Ольга почти подбежала к детям и расцеловала их в холодные румяные щеки.

Дмитрий ничего не понимал. Удивленно переводя взгляд то на малышей, то на Ольгу, он думал, что вышло какое-то недоразумение. Но недоумение его рассеялось после того, как мальчуган положил на тумбочку сверток с гостинцами, а девочка подала ему конверт с надписью: «Д. Е. Шадрину. От третьего звена пионерского отряда детского дома № 12».

Дрожащими пальцами Дмитрий разорвал конверт, на котором старательным детским почерком была выведена его фамилия.
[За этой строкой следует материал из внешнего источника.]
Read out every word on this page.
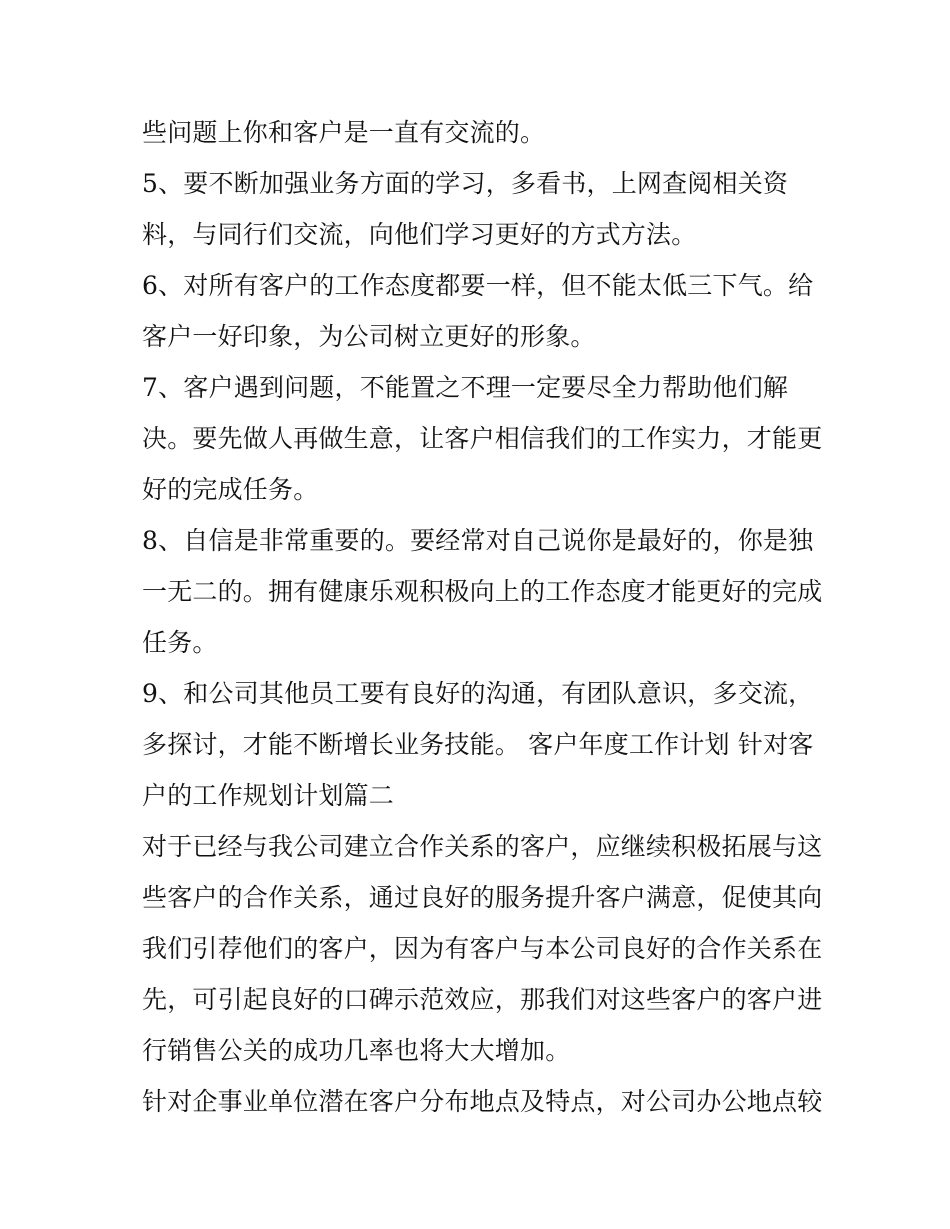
些问题上你和客户是一直有交流的。
5、要不断加强业务方面的学习，多看书，上网查阅相关资
料，与同行们交流，向他们学习更好的方式方法。
6、对所有客户的工作态度都要一样，但不能太低三下气。给
客户一好印象，为公司树立更好的形象。
7、客户遇到问题，不能置之不理一定要尽全力帮助他们解
决。要先做人再做生意，让客户相信我们的工作实力，才能更
好的完成任务。
8、自信是非常重要的。要经常对自己说你是最好的，你是独
一无二的。拥有健康乐观积极向上的工作态度才能更好的完成
任务。
9、和公司其他员工要有良好的沟通，有团队意识，多交流，
多探讨，才能不断增长业务技能。 客户年度工作计划 针对客
户的工作规划计划篇二
对于已经与我公司建立合作关系的客户，应继续积极拓展与这
些客户的合作关系，通过良好的服务提升客户满意，促使其向
我们引荐他们的客户，因为有客户与本公司良好的合作关系在
先，可引起良好的口碑示范效应，那我们对这些客户的客户进
行销售公关的成功几率也将大大增加。
针对企事业单位潜在客户分布地点及特点，对公司办公地点较
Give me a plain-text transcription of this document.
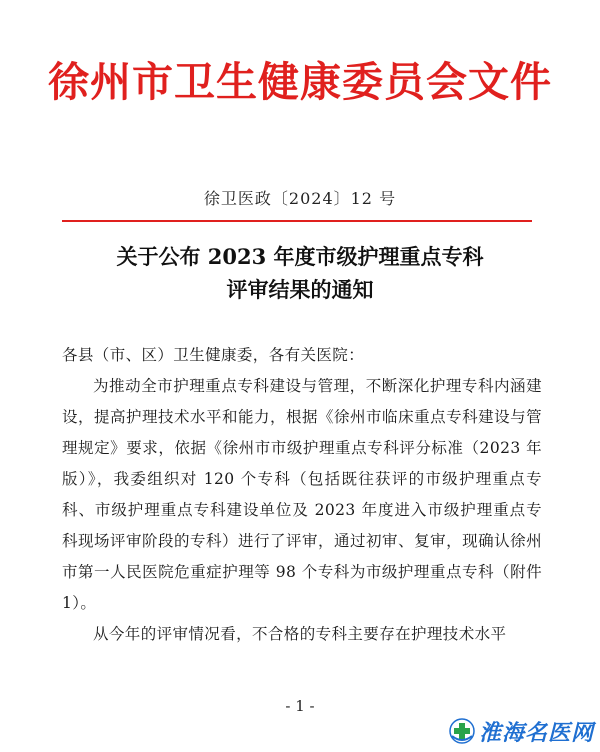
徐州市卫生健康委员会文件
徐卫医政〔2024〕12 号
关于公布 2023 年度市级护理重点专科
评审结果的通知

各县（市、区）卫生健康委，各有关医院：

为推动全市护理重点专科建设与管理，不断深化护理专科内涵建设，提高护理技术水平和能力，根据《徐州市临床重点专科建设与管理规定》要求，依据《徐州市市级护理重点专科评分标准（2023 年版）》，我委组织对 120 个专科（包括既往获评的市级护理重点专科、市级护理重点专科建设单位及 2023 年度进入市级护理重点专科现场评审阶段的专科）进行了评审，通过初审、复审，现确认徐州市第一人民医院危重症护理等 98 个专科为市级护理重点专科（附件 1）。

从今年的评审情况看，不合格的专科主要存在护理技术水平

- 1 -
淮海名医网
В конверте лежало письмо:

«Дорогой Дмитрий Егорович!

Мы, пионеры третьего звена, желаем вам скорейшего выздоровления. Как бывшему фронтовику, обещаем вам хорошо учиться и примерно вести себя.

Посылаем вам:

1) один лимон,

2) две пачки печенья,

3) сто граммов сливочного масла,

4) триста граммов вяземских пряников.

Кушайте лучше и скорее поправляйтесь. Если с вами лежит кто-нибудь из фронтовиков, поделитесь нашей посылкой поровну. Снегурку, что стоит под вашим окном, мы слепили для вас. Когда выпадет еще снег, слепим и деда-мороза.

С приветом — Пионеры третьего звена».

Ниже стояло больше десятка подписей.

На глазах у Дмитрия навернулись слезы. К горлу подкатилось что-то горячее. Не помнил он, когда плакал последний раз, но тут не сдержался. Дмитрий почувствовал, как скатившиеся по щекам слезы нырнули под бинты. Ольга тоже отвернулась к окну. Пионеры в замешательстве стояли и переступали с ноги на ногу. При виде слез Ольги зашмыгала носом и Ниночка. Ваня нахмурил лоб и изо всех сил крепился, чтобы не разреветься.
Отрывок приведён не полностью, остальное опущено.